The inverse problem of predicting the LPF process parameters leads to multiple solutions; however, it was observed that by defining a set of physical process constraints, the number of multiple solutions can be limited. A data-driven process planning methodology, utilizing the deformation predictions from the ANN is shown in this study for various applications, where it was necessary to reach a target deformation by LPF. The demonstrated applications involved forming specimens to a desired profile, an ‘S’-shaped profile, flattening, and reducing the arc radii of pre-bent specimens.

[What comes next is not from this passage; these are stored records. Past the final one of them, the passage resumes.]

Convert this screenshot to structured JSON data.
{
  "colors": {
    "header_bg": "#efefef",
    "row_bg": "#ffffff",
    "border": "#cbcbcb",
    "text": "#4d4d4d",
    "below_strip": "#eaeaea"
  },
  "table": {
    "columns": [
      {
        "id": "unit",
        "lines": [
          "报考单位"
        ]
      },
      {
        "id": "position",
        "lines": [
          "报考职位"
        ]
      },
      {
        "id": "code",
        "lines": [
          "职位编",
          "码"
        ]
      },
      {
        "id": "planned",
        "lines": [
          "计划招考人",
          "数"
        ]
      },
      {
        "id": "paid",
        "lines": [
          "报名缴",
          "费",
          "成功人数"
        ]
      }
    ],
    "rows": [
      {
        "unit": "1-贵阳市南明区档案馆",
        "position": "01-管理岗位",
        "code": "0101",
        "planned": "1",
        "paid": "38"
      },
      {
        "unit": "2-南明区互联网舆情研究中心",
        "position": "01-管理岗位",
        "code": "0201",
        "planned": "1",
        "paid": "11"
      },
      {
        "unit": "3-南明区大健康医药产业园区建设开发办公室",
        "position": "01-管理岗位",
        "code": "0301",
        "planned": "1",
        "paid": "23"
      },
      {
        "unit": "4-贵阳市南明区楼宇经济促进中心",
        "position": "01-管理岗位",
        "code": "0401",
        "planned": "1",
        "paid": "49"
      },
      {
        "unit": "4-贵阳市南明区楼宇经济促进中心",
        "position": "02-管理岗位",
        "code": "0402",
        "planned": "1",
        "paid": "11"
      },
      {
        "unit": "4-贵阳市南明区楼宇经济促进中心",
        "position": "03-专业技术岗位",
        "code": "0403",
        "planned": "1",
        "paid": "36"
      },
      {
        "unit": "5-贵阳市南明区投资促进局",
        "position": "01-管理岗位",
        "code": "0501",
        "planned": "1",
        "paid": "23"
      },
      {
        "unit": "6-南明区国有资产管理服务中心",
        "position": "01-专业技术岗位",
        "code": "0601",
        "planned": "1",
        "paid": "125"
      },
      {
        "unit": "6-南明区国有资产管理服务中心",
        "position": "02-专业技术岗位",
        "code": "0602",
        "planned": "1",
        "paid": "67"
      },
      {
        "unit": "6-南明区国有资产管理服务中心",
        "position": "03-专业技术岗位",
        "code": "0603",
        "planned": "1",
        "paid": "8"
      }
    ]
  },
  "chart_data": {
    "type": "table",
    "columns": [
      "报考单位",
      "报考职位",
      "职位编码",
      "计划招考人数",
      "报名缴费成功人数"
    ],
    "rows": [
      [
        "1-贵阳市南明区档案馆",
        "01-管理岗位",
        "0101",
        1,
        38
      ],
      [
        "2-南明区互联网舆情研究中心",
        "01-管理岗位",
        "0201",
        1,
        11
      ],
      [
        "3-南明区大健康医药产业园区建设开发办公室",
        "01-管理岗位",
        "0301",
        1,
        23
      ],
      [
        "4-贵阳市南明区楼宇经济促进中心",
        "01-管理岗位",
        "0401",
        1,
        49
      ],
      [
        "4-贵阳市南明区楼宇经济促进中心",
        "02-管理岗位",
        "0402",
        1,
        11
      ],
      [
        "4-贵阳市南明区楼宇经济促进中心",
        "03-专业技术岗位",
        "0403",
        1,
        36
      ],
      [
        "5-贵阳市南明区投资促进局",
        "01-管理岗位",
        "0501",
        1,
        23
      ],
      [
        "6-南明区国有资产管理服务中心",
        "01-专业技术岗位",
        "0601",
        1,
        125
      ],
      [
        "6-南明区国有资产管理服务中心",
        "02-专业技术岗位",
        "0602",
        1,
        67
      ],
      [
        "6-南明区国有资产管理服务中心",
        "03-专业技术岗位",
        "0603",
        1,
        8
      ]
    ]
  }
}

A peen-and-measure cycle was implemented and the initial deformation profile as well as the deformation profile after LPF treatments were compared. The target profile was achieved after repeating the cycle throughout the specimen. This process revealed the importance of choosing appropriate discretization step sizes of the deformation profile. It was observed that for most of the cases, it is required to vary the discretization step size depending on the target deformation. In all cases, upon LPF treatment, the specimens were deformed to reach the target profile within a tolerance level of \(\pm 10\%\). The proposed methodology serves as a reliable method for determining the optimal LPF process parameters from a database generated using the predictions of the trained ANN.